Journalists have the privilege of writing what’s often called “the first rough draft of history.”  Sometimes we get to record history unfolding right before us as front-row eyewitnesses.

In other cases, that history is gathered and grasped years or even decades later, with a perspective that can be revealed only by the passage of time.  Such is the case with the publication of Iowa Heroes, A salute to World War II veterans in this Veteran’s Day Sunday Des Moines Register.

Online and in print you’ll learn about ten Iowans who served on all fronts of the war.  From Europe to the Pacific to North Africa, these men fought the enemy and courageously placed the preservation of freedom and a sense of duty above self.

Their wartime efforts are nothing less than heroic.  Their shared memories and their life-long reflections upon them are carried with pride and pain.  But above all, they are priceless and must be preserved.

According to U.S. Department of Veterans Affairs projections, Iowa is losing about 7 of the state’s 16,000 living World War II veterans with each passing day.

Their stories teach us lessons about honor, duty, suffering, blessings and forgiveness. The way they lived their lives during and after the war is testimony to the strength of the human spirit.

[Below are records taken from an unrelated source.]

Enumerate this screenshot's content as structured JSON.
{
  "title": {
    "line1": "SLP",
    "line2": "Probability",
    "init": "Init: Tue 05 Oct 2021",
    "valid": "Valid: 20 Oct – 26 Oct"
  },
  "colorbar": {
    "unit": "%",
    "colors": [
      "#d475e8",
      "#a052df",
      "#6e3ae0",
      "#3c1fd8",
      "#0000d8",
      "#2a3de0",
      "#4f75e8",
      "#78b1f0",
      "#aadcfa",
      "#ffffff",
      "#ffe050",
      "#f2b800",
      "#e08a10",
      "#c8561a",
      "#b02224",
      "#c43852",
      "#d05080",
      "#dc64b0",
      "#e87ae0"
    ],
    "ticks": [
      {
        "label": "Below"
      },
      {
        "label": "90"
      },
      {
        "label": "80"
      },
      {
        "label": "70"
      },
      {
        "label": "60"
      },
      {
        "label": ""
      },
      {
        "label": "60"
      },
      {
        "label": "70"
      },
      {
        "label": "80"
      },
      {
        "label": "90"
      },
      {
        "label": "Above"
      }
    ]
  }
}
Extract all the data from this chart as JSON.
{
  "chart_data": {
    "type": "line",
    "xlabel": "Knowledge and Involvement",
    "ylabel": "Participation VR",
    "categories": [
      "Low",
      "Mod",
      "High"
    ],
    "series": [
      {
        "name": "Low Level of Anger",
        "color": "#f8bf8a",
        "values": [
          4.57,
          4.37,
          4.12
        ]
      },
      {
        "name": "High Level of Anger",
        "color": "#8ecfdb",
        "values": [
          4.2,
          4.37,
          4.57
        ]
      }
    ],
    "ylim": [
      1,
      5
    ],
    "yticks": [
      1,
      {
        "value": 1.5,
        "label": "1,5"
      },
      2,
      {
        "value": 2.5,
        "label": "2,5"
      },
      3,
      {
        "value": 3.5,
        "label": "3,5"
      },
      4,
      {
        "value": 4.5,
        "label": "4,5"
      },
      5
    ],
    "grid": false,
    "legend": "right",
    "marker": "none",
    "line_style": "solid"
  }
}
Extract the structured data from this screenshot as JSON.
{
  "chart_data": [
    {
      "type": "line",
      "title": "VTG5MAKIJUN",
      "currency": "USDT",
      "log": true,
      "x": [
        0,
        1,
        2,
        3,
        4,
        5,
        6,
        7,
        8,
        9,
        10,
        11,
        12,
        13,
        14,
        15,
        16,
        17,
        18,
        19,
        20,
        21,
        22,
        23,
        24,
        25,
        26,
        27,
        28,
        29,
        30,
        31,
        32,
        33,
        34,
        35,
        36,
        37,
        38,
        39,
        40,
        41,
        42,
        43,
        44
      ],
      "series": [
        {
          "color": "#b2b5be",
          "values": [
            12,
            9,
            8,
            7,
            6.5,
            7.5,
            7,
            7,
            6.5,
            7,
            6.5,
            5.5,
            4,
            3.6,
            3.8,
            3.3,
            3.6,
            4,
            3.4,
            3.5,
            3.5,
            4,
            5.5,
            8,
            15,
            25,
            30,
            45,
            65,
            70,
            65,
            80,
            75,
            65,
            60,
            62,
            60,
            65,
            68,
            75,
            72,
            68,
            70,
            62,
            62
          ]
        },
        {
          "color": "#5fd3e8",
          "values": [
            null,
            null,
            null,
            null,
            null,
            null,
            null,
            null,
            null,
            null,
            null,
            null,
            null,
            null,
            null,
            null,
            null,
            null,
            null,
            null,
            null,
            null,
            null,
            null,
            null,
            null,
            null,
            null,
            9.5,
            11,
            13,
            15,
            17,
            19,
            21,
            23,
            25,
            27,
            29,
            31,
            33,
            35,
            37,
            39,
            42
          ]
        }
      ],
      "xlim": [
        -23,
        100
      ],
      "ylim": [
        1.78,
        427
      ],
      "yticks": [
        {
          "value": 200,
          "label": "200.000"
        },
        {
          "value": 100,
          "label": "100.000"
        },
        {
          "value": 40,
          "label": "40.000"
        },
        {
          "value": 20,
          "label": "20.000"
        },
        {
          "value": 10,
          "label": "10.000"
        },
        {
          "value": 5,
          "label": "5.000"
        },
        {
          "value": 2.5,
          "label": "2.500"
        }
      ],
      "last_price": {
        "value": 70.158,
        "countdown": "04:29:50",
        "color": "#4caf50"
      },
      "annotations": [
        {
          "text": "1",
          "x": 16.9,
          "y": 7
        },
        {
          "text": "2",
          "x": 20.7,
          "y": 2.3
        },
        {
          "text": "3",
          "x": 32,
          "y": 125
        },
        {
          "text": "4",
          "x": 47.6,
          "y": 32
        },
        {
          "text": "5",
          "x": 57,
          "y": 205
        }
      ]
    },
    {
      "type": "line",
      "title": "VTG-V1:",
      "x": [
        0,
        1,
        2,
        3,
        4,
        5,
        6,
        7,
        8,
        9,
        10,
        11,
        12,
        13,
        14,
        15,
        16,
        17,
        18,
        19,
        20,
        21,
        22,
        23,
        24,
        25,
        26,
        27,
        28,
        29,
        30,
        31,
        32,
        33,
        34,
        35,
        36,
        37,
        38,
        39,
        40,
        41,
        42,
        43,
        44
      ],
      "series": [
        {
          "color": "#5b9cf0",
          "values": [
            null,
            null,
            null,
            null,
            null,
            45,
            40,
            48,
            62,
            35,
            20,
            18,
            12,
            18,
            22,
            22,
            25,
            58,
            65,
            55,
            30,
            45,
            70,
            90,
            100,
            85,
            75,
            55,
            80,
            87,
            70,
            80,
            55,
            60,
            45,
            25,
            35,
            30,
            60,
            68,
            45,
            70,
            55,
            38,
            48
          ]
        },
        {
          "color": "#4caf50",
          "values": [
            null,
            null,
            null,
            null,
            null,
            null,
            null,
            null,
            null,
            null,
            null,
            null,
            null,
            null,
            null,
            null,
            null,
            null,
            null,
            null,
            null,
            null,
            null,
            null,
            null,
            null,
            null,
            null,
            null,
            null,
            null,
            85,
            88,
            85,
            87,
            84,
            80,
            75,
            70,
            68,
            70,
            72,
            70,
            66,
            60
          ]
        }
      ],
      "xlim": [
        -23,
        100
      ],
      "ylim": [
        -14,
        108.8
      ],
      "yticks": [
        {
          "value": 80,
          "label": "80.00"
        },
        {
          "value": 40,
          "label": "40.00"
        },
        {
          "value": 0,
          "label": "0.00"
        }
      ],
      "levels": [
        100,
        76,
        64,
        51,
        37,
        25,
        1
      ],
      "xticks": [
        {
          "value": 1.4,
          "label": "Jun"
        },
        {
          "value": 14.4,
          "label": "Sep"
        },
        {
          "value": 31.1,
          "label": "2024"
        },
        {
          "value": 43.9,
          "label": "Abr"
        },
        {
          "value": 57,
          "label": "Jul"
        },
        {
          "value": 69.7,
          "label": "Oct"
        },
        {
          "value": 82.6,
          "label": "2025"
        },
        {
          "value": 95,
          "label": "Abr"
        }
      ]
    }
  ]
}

Consider Chuck Walter, 89, of Knoxville.  Walter survived dangerous missions as a tail gunner aboard a B-26 bomber; he was shot down and captured as a prisoner of war. Diabetes now confines him to a wheelchair.  He has overcome those difficulties and more by maintaining a simple outlook: “I’ve always had a smile on my face.  I didn’t hold any grudges.  That makes a lot of difference.”   He adds, “I’ve had a real, real lucky life.  For 89 years, I’ve done real well.”

It has been one of the greatest honors of my career to meet, photograph and record the reflections of these ten World War II veterans across our state.  We all can learn much from their example.  Many of them shared details of their wartime experiences that had not been spoken of for decades, if ever.

At some of my interviews with the veterans, we sat flanked by family members eager to listen in on their father or grandfather’s words.  They knew that they were about to hear his deeply personal reflections on the war, some shared for the very first time.

If you know a World War II veteran, get their story. Preserve it. Share it.

Their stories– like those of these ten war veterans– should never be forgotten.